Who Invented the 'Stollen'? Feud Erupts Over Famous German Christmas Cake

Dresdner Stollen baked in the grand city of Dresden is the queen of German Christmas cakes and has gained a growing popularity abroad. But the small town of Torgau is risking the wrath of Dresden's bakers by claiming it invented the cake 550 years ago, and launching its own Stollen to mark the occasion.

At Christmas time in Germany, no household is without its "Dresdner Stollen," a bread loaf-shaped cake containing raisins and marzipan which the city of Dresden has prided itself on for half a millennium.

Celebration of the powdered-sugar-coated delicacy reaches religious proportions in this eastern city. Thousands turned out last Saturday to cheer the world's biggest Stollen, a three-tonne monster, as it was hauled through the streets on a horse-drawn cart in an annual ritual not unlike a crowd of Aztecs worshipping a sun god.
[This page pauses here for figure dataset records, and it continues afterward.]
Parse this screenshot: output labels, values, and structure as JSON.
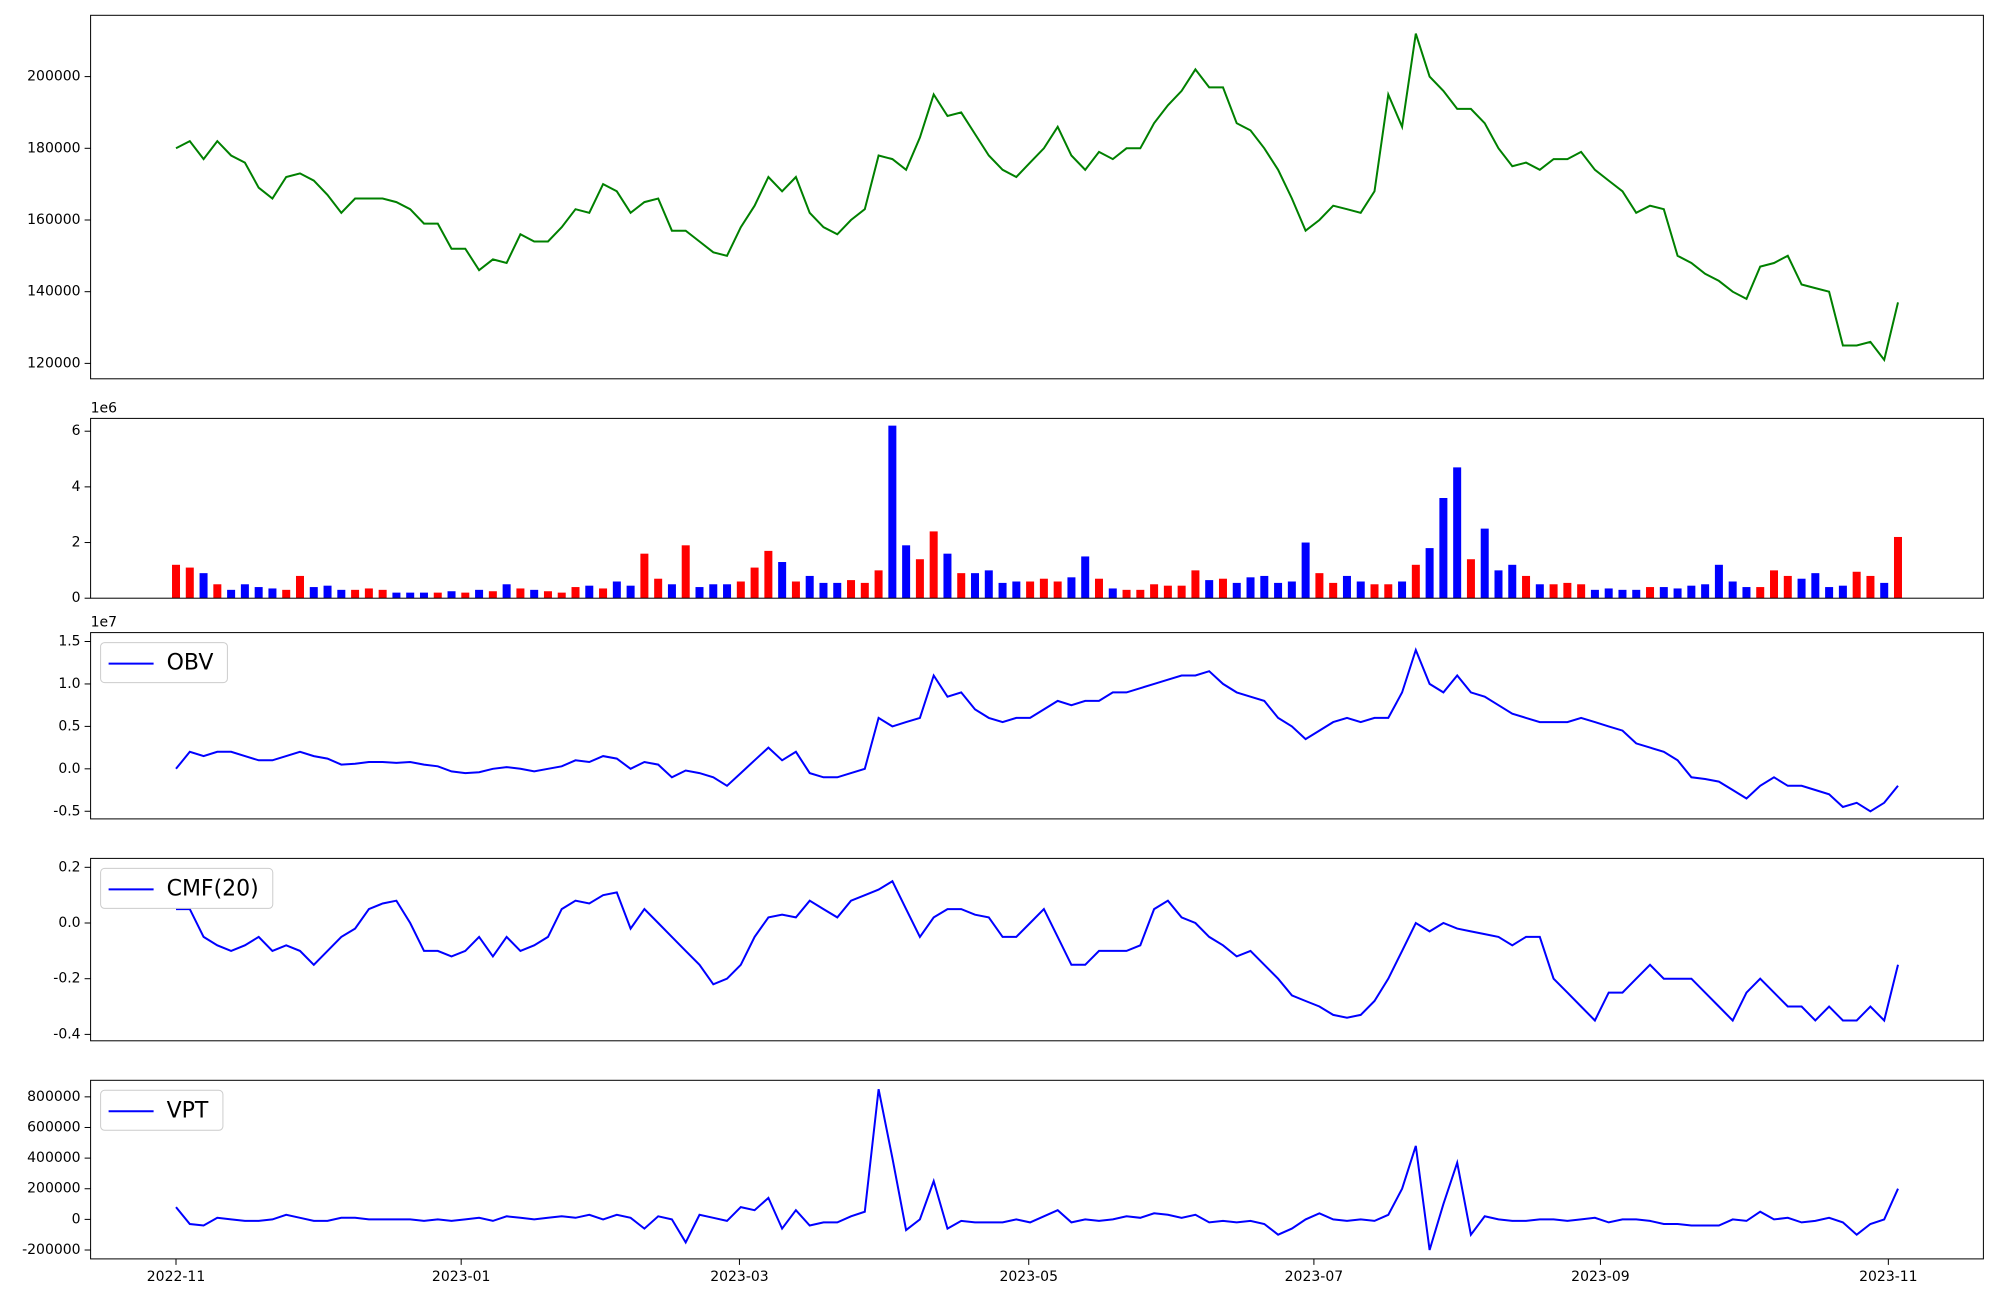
{
  "chart_data": [
    {
      "type": "line",
      "color": "#008000",
      "xlim": [
        -6.2,
        131.2
      ],
      "ylim": [
        115700,
        217100
      ],
      "yticks": [
        120000,
        140000,
        160000,
        180000,
        200000
      ],
      "values": [
        180000,
        182000,
        177000,
        182000,
        178000,
        176000,
        169000,
        166000,
        172000,
        173000,
        171000,
        167000,
        162000,
        166000,
        166000,
        166000,
        165000,
        163000,
        159000,
        159000,
        152000,
        152000,
        146000,
        149000,
        148000,
        156000,
        154000,
        154000,
        158000,
        163000,
        162000,
        170000,
        168000,
        162000,
        165000,
        166000,
        157000,
        157000,
        154000,
        151000,
        150000,
        158000,
        164000,
        172000,
        168000,
        172000,
        162000,
        158000,
        156000,
        160000,
        163000,
        178000,
        177000,
        174000,
        183000,
        195000,
        189000,
        190000,
        184000,
        178000,
        174000,
        172000,
        176000,
        180000,
        186000,
        178000,
        174000,
        179000,
        177000,
        180000,
        180000,
        187000,
        192000,
        196000,
        202000,
        197000,
        197000,
        187000,
        185000,
        180000,
        174000,
        166000,
        157000,
        160000,
        164000,
        163000,
        162000,
        168000,
        195000,
        186000,
        212000,
        200000,
        196000,
        191000,
        191000,
        187000,
        180000,
        175000,
        176000,
        174000,
        177000,
        177000,
        179000,
        174000,
        171000,
        168000,
        162000,
        164000,
        163000,
        150000,
        148000,
        145000,
        143000,
        140000,
        138000,
        147000,
        148000,
        150000,
        142000,
        141000,
        140000,
        125000,
        125000,
        126000,
        121000,
        137000
      ]
    },
    {
      "type": "bar",
      "offset_label": "1e6",
      "up_color": "#ff0000",
      "down_color": "#0000ff",
      "xlim": [
        -6.2,
        131.2
      ],
      "ylim": [
        0,
        6.46
      ],
      "yticks": [
        0,
        2,
        4,
        6
      ],
      "values": [
        1.2,
        1.1,
        0.9,
        0.5,
        0.3,
        0.5,
        0.4,
        0.35,
        0.3,
        0.8,
        0.4,
        0.45,
        0.3,
        0.3,
        0.35,
        0.3,
        0.2,
        0.2,
        0.2,
        0.2,
        0.25,
        0.2,
        0.3,
        0.25,
        0.5,
        0.35,
        0.3,
        0.25,
        0.2,
        0.4,
        0.45,
        0.35,
        0.6,
        0.45,
        1.6,
        0.7,
        0.5,
        1.9,
        0.4,
        0.5,
        0.5,
        0.6,
        1.1,
        1.7,
        1.3,
        0.6,
        0.8,
        0.55,
        0.55,
        0.65,
        0.55,
        1.0,
        6.2,
        1.9,
        1.4,
        2.4,
        1.6,
        0.9,
        0.9,
        1.0,
        0.55,
        0.6,
        0.6,
        0.7,
        0.6,
        0.75,
        1.5,
        0.7,
        0.35,
        0.3,
        0.3,
        0.5,
        0.45,
        0.45,
        1.0,
        0.65,
        0.7,
        0.55,
        0.75,
        0.8,
        0.55,
        0.6,
        2.0,
        0.9,
        0.55,
        0.8,
        0.6,
        0.5,
        0.5,
        0.6,
        1.2,
        1.8,
        3.6,
        4.7,
        1.4,
        2.5,
        1.0,
        1.2,
        0.8,
        0.5,
        0.5,
        0.55,
        0.5,
        0.3,
        0.35,
        0.3,
        0.3,
        0.4,
        0.4,
        0.35,
        0.45,
        0.5,
        1.2,
        0.6,
        0.4,
        0.4,
        1.0,
        0.8,
        0.7,
        0.9,
        0.4,
        0.45,
        0.95,
        0.8,
        0.55,
        2.2
      ]
    },
    {
      "type": "line",
      "offset_label": "1e7",
      "xlim": [
        -6.2,
        131.2
      ],
      "ylim": [
        -0.59,
        1.605
      ],
      "yticks": [
        -0.5,
        {
          "value": 0,
          "label": "0.0"
        },
        0.5,
        {
          "value": 1,
          "label": "1.0"
        },
        1.5
      ],
      "series": [
        {
          "name": "OBV",
          "color": "#0000ff",
          "values": [
            0.0,
            0.2,
            0.15,
            0.2,
            0.2,
            0.15,
            0.1,
            0.1,
            0.15,
            0.2,
            0.15,
            0.12,
            0.05,
            0.06,
            0.08,
            0.08,
            0.07,
            0.08,
            0.05,
            0.03,
            -0.03,
            -0.05,
            -0.04,
            0.0,
            0.02,
            0.0,
            -0.03,
            0.0,
            0.03,
            0.1,
            0.08,
            0.15,
            0.12,
            0.0,
            0.08,
            0.05,
            -0.1,
            -0.02,
            -0.05,
            -0.1,
            -0.2,
            -0.05,
            0.1,
            0.25,
            0.1,
            0.2,
            -0.05,
            -0.1,
            -0.1,
            -0.05,
            0.0,
            0.6,
            0.5,
            0.55,
            0.6,
            1.1,
            0.85,
            0.9,
            0.7,
            0.6,
            0.55,
            0.6,
            0.6,
            0.7,
            0.8,
            0.75,
            0.8,
            0.8,
            0.9,
            0.9,
            0.95,
            1.0,
            1.05,
            1.1,
            1.1,
            1.15,
            1.0,
            0.9,
            0.85,
            0.8,
            0.6,
            0.5,
            0.35,
            0.45,
            0.55,
            0.6,
            0.55,
            0.6,
            0.6,
            0.9,
            1.4,
            1.0,
            0.9,
            1.1,
            0.9,
            0.85,
            0.75,
            0.65,
            0.6,
            0.55,
            0.55,
            0.55,
            0.6,
            0.55,
            0.5,
            0.45,
            0.3,
            0.25,
            0.2,
            0.1,
            -0.1,
            -0.12,
            -0.15,
            -0.25,
            -0.35,
            -0.2,
            -0.1,
            -0.2,
            -0.2,
            -0.25,
            -0.3,
            -0.45,
            -0.4,
            -0.5,
            -0.4,
            -0.2
          ]
        }
      ]
    },
    {
      "type": "line",
      "xlim": [
        -6.2,
        131.2
      ],
      "ylim": [
        -0.423,
        0.232
      ],
      "yticks": [
        -0.4,
        -0.2,
        {
          "value": 0,
          "label": "0.0"
        },
        0.2
      ],
      "series": [
        {
          "name": "CMF(20)",
          "color": "#0000ff",
          "values": [
            0.05,
            0.05,
            -0.05,
            -0.08,
            -0.1,
            -0.08,
            -0.05,
            -0.1,
            -0.08,
            -0.1,
            -0.15,
            -0.1,
            -0.05,
            -0.02,
            0.05,
            0.07,
            0.08,
            0.0,
            -0.1,
            -0.1,
            -0.12,
            -0.1,
            -0.05,
            -0.12,
            -0.05,
            -0.1,
            -0.08,
            -0.05,
            0.05,
            0.08,
            0.07,
            0.1,
            0.11,
            -0.02,
            0.05,
            0.0,
            -0.05,
            -0.1,
            -0.15,
            -0.22,
            -0.2,
            -0.15,
            -0.05,
            0.02,
            0.03,
            0.02,
            0.08,
            0.05,
            0.02,
            0.08,
            0.1,
            0.12,
            0.15,
            0.05,
            -0.05,
            0.02,
            0.05,
            0.05,
            0.03,
            0.02,
            -0.05,
            -0.05,
            0.0,
            0.05,
            -0.05,
            -0.15,
            -0.15,
            -0.1,
            -0.1,
            -0.1,
            -0.08,
            0.05,
            0.08,
            0.02,
            0.0,
            -0.05,
            -0.08,
            -0.12,
            -0.1,
            -0.15,
            -0.2,
            -0.26,
            -0.28,
            -0.3,
            -0.33,
            -0.34,
            -0.33,
            -0.28,
            -0.2,
            -0.1,
            0.0,
            -0.03,
            0.0,
            -0.02,
            -0.03,
            -0.04,
            -0.05,
            -0.08,
            -0.05,
            -0.05,
            -0.2,
            -0.25,
            -0.3,
            -0.35,
            -0.25,
            -0.25,
            -0.2,
            -0.15,
            -0.2,
            -0.2,
            -0.2,
            -0.25,
            -0.3,
            -0.35,
            -0.25,
            -0.2,
            -0.25,
            -0.3,
            -0.3,
            -0.35,
            -0.3,
            -0.35,
            -0.35,
            -0.3,
            -0.35,
            -0.15
          ]
        }
      ]
    },
    {
      "type": "line",
      "xlim": [
        -6.2,
        131.2
      ],
      "ylim": [
        -258000,
        908000
      ],
      "yticks": [
        -200000,
        0,
        200000,
        400000,
        600000,
        800000
      ],
      "xticks": [
        {
          "value": 0,
          "label": "2022-11"
        },
        {
          "value": 20.7,
          "label": "2023-01"
        },
        {
          "value": 40.9,
          "label": "2023-03"
        },
        {
          "value": 61.9,
          "label": "2023-05"
        },
        {
          "value": 82.6,
          "label": "2023-07"
        },
        {
          "value": 103.4,
          "label": "2023-09"
        },
        {
          "value": 124.3,
          "label": "2023-11"
        }
      ],
      "series": [
        {
          "name": "VPT",
          "color": "#0000ff",
          "values": [
            80000,
            -30000,
            -40000,
            10000,
            0,
            -10000,
            -10000,
            0,
            30000,
            10000,
            -10000,
            -10000,
            10000,
            10000,
            0,
            0,
            0,
            0,
            -10000,
            0,
            -10000,
            0,
            10000,
            -10000,
            20000,
            10000,
            0,
            10000,
            20000,
            10000,
            30000,
            0,
            30000,
            10000,
            -60000,
            20000,
            0,
            -150000,
            30000,
            10000,
            -10000,
            80000,
            60000,
            140000,
            -60000,
            60000,
            -40000,
            -20000,
            -20000,
            20000,
            50000,
            850000,
            400000,
            -70000,
            0,
            250000,
            -60000,
            -10000,
            -20000,
            -20000,
            -20000,
            0,
            -20000,
            20000,
            60000,
            -20000,
            0,
            -10000,
            0,
            20000,
            10000,
            40000,
            30000,
            10000,
            30000,
            -20000,
            -10000,
            -20000,
            -10000,
            -30000,
            -100000,
            -60000,
            0,
            40000,
            0,
            -10000,
            0,
            -10000,
            30000,
            200000,
            480000,
            -200000,
            100000,
            370000,
            -100000,
            20000,
            0,
            -10000,
            -10000,
            0,
            0,
            -10000,
            0,
            10000,
            -20000,
            0,
            0,
            -10000,
            -30000,
            -30000,
            -40000,
            -40000,
            -40000,
            0,
            -10000,
            50000,
            0,
            10000,
            -20000,
            -10000,
            10000,
            -20000,
            -100000,
            -30000,
            0,
            200000
          ]
        }
      ]
    }
  ]
}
Marching bands and dozens of bakers followed the 4.35 meter-long cake, made with 74 liters of rum and 2.6 million raisins, all the way to the city's main Christmas market, where it was cut into bite-sized half-kilo portions.

But the festivities have coincided with a claim by the small town of Torgau, 75 kilometers to the northwest of Dresden, that it was a Torgau baker who invented the Stollen.

"We don't want to start a Stollen war and we don't want to talk down the Dresdner Stollen in any way," Anja Jerichen, head of Torgau's tourist information office, told SPIEGEL ONLINE. "We just want to point out that the Stollen in its current form goes back to a cake made 550 years ago by the Torgau baker Heinrich Drasdow."

Plucky Torgau Baker Defied Pope

In 1457, Drasdow added butter, raisins and sugar to a recipe that had been devised more than a century earlier in the German town of Naumburg a little further west, said Jerichen, citing historical research. Drasdow was brave because adding butter was in direct contravention of a papal ban on butter being consumed in the Advent fasting period leading up to Christmas.

Drasdow had a letter of privilege -- a type of patent -- from the local duke to bake his revolutionary new Stollen, which was far more tasty than the original dreary mix of flour, water and brewer's yeast the Naumburg bakers had presented to their bishop in the early 14th century as a fasting food. The white oblong shape of that cake was intended to symbolize the baby Jesus in swaddling, and has remained unchanged to this day.

The "Drasdow Stollen" was baked 17 years before Stollen was even mentioned in conjunction with the city of Dresden in historical records. It gradually became known as "Dresdner Stollen" because the people of Dresden don't enunciate clearly, claims celebrity chef Reinhard Lämmel in his "Saxony Cookbook," adding insult to injury.

Predictably, Dresden's bakers are having none of it. Wolfgang Hesse, head of the city's Stollen Protection Association, told SPIEGEL ONLINE: "It doesn't matter who baked what 500 years ago. The real Christmas Stollen only comes from Dresden. I'm sure Torgau bakes good Stollen. But Dresden never claimed to be first, we're just the best."

Marketing Success

Dresden's bakers have certainly been the best at marketing their Stollen over the centuries. Dresdner Stollen has trademark protection and has established itself as the Mercedes of Christmas cakes in Germany.

Only the cakes produced in the city's 150 bakeries, many of them family-run, may be called Dresdner Stollen.

The city's Stollen Protection Association maintains strict quality control and dictates the quantities of raisins, almonds and other ingredients that go into it. However, subtle differences remain in the recipes passed down through generations of bakers, and a true Stollen connoisseur can detect them, said Hesse.

Dresden's bakers churn out more than two million Stollen cakes in various sizes each year.

"It doesn't matter who invented it, it was the bakers of Dresden who refined the recipe and turned it into a world-famous cake," Marlon Gnauck, manager of Dresden-based bakery Bäckerei Konditorei Gnauck, told SPIEGEL ONLINE. "Because we're selling so many of them, it's understandable that others are trying to get a piece of the cake, as it were."

Just as German-style Christmas markets are popping up in cities around the world, Dresdner Stollen is enjoying growing international popularity. Gnauck exports 80 percent of the around 7,000 Stollen cakes his company bakes every year, mainly to European Union countries (especially France) but also to the US.

But plucky Torgau is fighting back. "We've been marketing our own Stollen more aggressively this year to mark its 550th anniversary and have started baking the Torgau Butterstollen according to an old recipe," said Jerichen.